The conference was organized by the Office of the Prime Minister of Serbia, as the first step towards systematic support to the faster development of this sector.
Brnabic stressed that the best way for Serbia to keep up with the Fourth Industrial Revolution is to recognize its potential and opt to support the economy based on knowledge, innovation and creativity.
I sincerely believe that the combination of digitization, creativity and science is a recipe for faster development of both society and the economy, she underlined.
At the very beginning of the conference, the Prime Minister promised that the Serbian government will work on improving the business framework in this mandate so that the creative industries reach their full potential and achieve even faster growth.
According to the report of the World Bank presented at the conference, the creative industries in Serbia represent a great economic potential - employing more than 100,000 people, of whom about 70 percent are between 25 and 44 years of age, and a large number is women.
These industries have recorded a steady growth of 6.4 percent annually over the past three years and generate revenues of approximately €4.7 billion, representing 13.5 percent of national GDP.
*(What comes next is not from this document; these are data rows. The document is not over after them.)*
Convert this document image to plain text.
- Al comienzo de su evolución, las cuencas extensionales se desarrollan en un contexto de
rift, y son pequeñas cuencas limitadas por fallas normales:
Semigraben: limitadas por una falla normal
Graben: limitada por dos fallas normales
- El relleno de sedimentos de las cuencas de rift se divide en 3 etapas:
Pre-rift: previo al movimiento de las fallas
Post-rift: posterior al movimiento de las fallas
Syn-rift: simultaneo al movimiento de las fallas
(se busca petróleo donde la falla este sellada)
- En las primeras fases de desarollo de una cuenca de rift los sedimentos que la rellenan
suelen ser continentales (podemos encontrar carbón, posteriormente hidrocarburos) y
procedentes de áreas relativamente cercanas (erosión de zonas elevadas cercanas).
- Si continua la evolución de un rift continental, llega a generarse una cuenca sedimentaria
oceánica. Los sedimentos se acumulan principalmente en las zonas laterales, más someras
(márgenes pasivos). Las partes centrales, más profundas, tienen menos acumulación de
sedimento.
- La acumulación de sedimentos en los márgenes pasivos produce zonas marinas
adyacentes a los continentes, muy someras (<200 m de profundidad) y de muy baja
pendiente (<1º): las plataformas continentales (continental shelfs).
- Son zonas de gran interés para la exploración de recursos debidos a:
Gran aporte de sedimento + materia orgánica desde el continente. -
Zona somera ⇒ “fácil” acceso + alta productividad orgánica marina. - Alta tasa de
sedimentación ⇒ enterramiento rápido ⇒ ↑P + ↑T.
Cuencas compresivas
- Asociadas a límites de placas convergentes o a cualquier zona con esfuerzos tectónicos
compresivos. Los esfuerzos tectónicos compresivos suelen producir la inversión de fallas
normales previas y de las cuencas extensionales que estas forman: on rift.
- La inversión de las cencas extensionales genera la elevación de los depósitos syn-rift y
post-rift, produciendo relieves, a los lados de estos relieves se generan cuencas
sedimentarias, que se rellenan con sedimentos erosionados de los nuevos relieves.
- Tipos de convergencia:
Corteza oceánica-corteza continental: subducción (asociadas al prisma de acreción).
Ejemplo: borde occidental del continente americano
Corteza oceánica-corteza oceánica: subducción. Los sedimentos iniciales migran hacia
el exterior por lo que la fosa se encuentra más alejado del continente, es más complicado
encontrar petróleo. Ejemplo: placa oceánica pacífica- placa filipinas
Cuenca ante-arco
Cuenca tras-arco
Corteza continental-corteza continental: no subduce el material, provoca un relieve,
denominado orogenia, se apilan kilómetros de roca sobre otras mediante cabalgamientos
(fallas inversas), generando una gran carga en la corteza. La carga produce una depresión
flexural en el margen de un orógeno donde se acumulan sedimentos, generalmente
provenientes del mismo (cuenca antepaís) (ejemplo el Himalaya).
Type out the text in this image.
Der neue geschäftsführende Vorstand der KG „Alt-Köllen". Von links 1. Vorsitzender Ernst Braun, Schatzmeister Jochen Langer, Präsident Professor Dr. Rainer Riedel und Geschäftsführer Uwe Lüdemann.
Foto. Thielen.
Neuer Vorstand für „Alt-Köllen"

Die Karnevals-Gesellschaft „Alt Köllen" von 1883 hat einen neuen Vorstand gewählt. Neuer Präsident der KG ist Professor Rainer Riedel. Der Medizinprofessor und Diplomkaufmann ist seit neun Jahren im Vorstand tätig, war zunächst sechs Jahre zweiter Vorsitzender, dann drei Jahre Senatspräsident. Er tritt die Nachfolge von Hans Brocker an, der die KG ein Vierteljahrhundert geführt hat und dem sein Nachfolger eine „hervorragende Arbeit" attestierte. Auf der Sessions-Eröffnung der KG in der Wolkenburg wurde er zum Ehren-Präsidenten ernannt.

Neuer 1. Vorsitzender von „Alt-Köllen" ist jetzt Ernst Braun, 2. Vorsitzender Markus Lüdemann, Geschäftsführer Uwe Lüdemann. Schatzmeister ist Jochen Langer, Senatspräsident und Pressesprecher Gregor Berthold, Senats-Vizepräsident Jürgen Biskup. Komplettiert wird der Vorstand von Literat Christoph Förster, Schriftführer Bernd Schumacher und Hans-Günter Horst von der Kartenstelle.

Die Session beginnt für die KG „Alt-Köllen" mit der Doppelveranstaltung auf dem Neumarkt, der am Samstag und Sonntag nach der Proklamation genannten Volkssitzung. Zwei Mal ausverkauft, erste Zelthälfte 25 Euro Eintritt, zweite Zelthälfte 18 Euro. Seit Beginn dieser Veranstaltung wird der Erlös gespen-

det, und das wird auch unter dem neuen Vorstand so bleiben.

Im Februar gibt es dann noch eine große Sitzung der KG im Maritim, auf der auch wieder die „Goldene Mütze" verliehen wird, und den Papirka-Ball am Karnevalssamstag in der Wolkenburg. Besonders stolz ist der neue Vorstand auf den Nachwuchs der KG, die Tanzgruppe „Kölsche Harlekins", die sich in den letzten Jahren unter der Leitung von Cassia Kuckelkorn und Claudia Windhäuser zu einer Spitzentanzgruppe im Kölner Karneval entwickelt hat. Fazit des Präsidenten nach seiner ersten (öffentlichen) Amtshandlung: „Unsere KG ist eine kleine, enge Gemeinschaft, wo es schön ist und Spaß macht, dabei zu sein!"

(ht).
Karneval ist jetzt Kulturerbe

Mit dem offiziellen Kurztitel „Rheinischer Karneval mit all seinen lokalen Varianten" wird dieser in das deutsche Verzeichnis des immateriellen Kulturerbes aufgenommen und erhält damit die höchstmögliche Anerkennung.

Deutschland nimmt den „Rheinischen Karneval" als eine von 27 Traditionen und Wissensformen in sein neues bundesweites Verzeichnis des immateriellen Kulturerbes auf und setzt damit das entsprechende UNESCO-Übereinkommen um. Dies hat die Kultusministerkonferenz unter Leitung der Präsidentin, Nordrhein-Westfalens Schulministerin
Creative industries are one of the fastest growing industries in Serbia and contribute to GDP more than some traditional sectors of our economy.
If we support it in the right way, this sector offers us the opportunity to create even more highly-paid jobs, encourage the development of small and medium-sized enterprises, prevent the brain drain and raise the competitiveness of our economy, Brnabic said.
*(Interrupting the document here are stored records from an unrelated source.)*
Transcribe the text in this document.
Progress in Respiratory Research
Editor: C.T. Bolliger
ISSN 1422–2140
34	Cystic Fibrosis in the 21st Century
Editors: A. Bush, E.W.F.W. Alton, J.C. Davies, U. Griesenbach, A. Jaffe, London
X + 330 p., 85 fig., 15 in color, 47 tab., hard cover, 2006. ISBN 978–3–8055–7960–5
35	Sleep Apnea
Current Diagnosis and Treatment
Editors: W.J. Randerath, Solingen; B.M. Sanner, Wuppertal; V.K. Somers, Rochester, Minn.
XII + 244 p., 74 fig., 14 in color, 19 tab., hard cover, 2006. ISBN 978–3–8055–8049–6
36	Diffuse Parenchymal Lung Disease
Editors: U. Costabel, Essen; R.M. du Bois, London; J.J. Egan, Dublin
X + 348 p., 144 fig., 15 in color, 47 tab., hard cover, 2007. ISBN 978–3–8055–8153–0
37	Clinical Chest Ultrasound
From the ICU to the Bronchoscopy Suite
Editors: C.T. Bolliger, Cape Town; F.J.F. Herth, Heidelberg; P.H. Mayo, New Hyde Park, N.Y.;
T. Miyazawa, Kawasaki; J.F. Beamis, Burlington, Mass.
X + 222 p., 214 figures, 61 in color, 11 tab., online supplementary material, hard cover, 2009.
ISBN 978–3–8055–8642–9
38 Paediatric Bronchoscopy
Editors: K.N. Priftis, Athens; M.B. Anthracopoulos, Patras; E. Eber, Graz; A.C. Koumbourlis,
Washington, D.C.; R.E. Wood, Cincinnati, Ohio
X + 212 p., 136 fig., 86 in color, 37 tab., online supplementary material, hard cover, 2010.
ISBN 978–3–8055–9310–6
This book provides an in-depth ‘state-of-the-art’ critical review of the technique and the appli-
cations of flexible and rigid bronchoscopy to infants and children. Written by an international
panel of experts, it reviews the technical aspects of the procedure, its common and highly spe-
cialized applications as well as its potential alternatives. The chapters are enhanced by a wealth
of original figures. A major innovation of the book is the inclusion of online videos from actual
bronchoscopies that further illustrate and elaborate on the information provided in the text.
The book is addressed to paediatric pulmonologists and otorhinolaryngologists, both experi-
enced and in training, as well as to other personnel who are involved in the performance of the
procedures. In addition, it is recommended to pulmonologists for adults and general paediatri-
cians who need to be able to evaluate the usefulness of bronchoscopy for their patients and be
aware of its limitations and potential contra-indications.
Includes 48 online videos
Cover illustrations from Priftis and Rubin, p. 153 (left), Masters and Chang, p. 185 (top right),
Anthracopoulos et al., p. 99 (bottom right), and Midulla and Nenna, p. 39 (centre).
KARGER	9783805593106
The Prime Minister highlighted the importance of creative industries in building a positive image of Serbia as a creative, innovative and digital country, which is a desirable environment for domestic and foreign talents, and at the same time an attractive destination for investors and tourists.
The conference brought together a large number of experts from various fields of creative industries, such as Lazar Dzamic, Ivana Medenica, Tijana Palkovljevic Bugarski and Biljana Srbljanovic, as well as organizations such as EXIT and Beerfest and creative spaces like Nova Iskra and Mokrin House.
The participants in the conference discussed some of the current challenges and limitations faced by individuals and organisations operating in this sector.
During the conference, attended by more than 250 participants, including ambassadors and representatives of international organisations and the media, special attention was devoted to cultural diplomacy and the ways in which Serbia can capitalize on its creative potential for re-branding on the world stage.
Minister of Education, Science and Technological Development Mladen Sarcevic said at the panel on creativity and education that by introducing project teaching into the curriculum for the 1st and 5th grade of primary school, we aim to encourage the development of creativity and analytical problem solving.
Through this kind of education, our children will be ready to take responsibility and initiative and develop an entrepreneurial spirit, Sarcevic added.
By investing in creative industries and improving the financial and legal framework, reforming education, supporting creative association initiatives, and similar initiatives, Serbia invests in a different future for the generations to come, giving them new chances for competitive business and a better quality of life.